Why Solr?
It isn’t really feasible to execute blazing fast search queries on very big SQL databases for 2 different reasons. The first reason comes SQL databases favoring lack of radiancy over performance. Basically, you’d need to use JOINs in your SELECT. The second reason is about the nature of data in documents: it’s essentially unstructured plain text so that SELECT would need LIKE. Both joins and likes are performance killers, so this way is a no-go in real-life search engines.

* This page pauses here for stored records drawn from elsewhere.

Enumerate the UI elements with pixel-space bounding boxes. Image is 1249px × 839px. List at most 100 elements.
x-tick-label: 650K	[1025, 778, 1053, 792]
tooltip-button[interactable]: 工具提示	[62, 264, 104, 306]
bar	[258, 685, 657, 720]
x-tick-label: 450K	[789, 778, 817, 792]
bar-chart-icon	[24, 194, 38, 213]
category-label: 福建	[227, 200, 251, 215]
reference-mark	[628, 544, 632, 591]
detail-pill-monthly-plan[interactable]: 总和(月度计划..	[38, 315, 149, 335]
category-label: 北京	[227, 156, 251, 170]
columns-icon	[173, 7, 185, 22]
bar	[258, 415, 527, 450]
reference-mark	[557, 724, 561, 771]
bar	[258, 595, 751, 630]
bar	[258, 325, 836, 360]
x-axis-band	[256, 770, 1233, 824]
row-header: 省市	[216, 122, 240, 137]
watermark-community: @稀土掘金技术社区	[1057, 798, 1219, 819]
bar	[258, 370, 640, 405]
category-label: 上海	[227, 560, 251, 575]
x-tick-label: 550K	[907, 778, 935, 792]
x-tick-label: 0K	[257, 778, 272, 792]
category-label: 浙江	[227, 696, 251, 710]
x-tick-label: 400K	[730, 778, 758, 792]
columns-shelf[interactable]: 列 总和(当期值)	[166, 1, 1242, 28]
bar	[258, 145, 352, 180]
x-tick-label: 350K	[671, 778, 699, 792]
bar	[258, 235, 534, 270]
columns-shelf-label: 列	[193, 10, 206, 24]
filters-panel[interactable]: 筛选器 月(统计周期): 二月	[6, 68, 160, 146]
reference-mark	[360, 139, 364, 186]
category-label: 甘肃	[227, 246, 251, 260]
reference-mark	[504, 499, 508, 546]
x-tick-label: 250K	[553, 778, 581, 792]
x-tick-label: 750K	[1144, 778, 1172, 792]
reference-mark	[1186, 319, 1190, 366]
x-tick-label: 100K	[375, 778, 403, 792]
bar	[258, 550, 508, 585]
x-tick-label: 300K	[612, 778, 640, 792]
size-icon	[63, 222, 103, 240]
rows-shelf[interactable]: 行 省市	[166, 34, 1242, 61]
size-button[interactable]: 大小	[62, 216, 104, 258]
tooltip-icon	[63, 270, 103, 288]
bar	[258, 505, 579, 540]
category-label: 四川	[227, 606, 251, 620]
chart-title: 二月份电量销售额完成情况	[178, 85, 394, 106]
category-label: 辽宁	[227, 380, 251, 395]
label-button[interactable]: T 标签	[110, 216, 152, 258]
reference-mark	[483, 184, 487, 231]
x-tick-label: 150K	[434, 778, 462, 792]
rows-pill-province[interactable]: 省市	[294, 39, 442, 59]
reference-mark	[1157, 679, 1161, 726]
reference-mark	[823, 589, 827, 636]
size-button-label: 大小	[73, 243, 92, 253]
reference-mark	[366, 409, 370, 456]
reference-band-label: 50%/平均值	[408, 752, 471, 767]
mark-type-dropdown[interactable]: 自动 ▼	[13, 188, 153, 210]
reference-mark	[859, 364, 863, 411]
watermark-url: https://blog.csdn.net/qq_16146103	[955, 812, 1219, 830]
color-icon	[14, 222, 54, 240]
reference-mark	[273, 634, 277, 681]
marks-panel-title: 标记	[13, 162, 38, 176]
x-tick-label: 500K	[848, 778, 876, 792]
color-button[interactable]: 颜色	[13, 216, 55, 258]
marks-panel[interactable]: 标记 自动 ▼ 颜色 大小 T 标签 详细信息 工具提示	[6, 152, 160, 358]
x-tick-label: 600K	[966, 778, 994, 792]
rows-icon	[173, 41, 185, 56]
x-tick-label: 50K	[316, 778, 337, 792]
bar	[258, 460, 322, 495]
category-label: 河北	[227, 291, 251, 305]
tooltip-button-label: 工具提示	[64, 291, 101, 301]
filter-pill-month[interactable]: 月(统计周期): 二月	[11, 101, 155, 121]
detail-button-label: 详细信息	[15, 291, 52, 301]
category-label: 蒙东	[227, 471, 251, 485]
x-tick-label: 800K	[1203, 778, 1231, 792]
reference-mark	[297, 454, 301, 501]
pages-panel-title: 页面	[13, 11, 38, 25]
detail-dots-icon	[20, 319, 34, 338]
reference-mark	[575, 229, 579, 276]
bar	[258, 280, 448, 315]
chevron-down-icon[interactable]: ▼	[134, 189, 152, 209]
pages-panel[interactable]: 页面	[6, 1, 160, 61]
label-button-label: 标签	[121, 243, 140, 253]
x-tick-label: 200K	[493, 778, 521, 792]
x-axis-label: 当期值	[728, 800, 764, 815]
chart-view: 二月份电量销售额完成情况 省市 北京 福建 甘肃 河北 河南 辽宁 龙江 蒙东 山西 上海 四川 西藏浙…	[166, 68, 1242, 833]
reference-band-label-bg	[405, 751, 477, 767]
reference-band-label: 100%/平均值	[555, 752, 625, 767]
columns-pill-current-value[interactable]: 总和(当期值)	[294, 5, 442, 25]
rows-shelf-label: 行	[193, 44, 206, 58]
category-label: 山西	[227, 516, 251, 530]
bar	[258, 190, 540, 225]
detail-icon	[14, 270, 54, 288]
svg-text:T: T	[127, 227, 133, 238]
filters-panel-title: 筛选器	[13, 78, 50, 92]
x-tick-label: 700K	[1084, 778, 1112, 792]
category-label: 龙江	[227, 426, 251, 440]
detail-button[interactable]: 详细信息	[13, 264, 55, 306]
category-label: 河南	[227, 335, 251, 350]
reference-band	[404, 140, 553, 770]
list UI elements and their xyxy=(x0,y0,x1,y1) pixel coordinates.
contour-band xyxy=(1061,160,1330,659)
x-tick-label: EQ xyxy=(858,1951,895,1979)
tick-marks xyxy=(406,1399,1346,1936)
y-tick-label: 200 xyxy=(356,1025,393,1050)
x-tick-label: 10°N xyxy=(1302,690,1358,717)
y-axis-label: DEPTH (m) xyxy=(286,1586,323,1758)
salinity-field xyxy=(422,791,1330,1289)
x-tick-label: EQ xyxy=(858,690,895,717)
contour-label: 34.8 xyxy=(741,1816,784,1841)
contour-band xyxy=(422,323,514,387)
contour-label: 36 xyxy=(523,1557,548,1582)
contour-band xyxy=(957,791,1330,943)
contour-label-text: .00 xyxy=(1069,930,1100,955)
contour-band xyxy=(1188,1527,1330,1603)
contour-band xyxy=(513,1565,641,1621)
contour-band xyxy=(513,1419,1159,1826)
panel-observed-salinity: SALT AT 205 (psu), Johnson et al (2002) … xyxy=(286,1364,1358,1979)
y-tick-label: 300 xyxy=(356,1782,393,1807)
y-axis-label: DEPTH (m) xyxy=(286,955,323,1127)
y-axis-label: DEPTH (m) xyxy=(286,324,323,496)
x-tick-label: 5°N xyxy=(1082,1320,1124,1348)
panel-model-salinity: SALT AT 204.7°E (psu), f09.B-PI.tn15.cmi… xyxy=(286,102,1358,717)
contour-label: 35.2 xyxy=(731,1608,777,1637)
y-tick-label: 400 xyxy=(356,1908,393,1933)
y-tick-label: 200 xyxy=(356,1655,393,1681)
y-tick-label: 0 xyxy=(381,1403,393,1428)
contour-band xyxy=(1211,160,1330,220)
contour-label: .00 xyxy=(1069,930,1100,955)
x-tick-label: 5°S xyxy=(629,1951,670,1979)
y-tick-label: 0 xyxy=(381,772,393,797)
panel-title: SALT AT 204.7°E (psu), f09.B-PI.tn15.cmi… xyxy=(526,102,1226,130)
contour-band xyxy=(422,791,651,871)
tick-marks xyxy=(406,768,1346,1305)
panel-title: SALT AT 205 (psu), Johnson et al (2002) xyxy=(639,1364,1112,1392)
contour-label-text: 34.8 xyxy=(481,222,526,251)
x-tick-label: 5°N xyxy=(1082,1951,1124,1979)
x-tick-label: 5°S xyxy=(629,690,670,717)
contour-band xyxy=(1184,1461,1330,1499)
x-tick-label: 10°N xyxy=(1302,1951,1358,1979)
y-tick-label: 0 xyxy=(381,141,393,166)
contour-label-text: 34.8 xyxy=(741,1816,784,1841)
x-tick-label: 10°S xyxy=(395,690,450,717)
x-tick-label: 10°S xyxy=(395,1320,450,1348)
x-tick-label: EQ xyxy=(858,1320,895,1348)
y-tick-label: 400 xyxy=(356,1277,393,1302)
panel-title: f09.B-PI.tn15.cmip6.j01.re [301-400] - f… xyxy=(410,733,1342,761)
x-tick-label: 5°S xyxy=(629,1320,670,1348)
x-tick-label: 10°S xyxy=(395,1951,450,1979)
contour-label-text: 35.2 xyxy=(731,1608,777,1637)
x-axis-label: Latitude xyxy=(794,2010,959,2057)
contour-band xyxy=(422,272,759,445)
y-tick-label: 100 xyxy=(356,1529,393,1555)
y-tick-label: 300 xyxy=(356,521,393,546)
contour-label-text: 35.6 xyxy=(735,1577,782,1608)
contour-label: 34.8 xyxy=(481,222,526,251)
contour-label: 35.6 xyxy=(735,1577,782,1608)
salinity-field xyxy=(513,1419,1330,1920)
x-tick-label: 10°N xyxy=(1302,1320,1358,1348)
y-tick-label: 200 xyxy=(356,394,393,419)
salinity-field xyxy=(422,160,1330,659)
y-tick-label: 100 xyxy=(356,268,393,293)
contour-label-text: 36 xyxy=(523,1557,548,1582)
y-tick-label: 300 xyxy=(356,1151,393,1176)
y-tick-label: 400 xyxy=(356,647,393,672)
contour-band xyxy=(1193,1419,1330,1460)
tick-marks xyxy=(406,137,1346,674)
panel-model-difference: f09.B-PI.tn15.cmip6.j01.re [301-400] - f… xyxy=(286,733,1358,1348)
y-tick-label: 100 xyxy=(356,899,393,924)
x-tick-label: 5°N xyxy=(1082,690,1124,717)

Therefore, most of them propose a way to look at data that is very different from SQL, inverted index(es). This kind of data structure is a glorified dictionary where:
key are individual terms
values are list of documents that match term
Nothing fancy, but this view of data makes for very fast research in very high-volume databases. Note that the term ‘document’ is used very loosely in that it’s should be a field-structured view of the initial document (see below).
Index structure
Though
Solr belongs to the NoSQL database family, it is no schemaless. Schema configuration takes place in a dedicated schema.xml file: individual fields must be defined, and with each its type. Different document types may be different in structure and have few (no?) fields in common. In this case, each document type may be set its own index with its own schema.
Predefined types like strings, integers and dates are available out-of-the-box. Types can be declared searchables (called indexed) and/or stored (returned in queries). For examples, books could (would?) include not only their content, but also author(s), publisher(s), date of publishing, etc.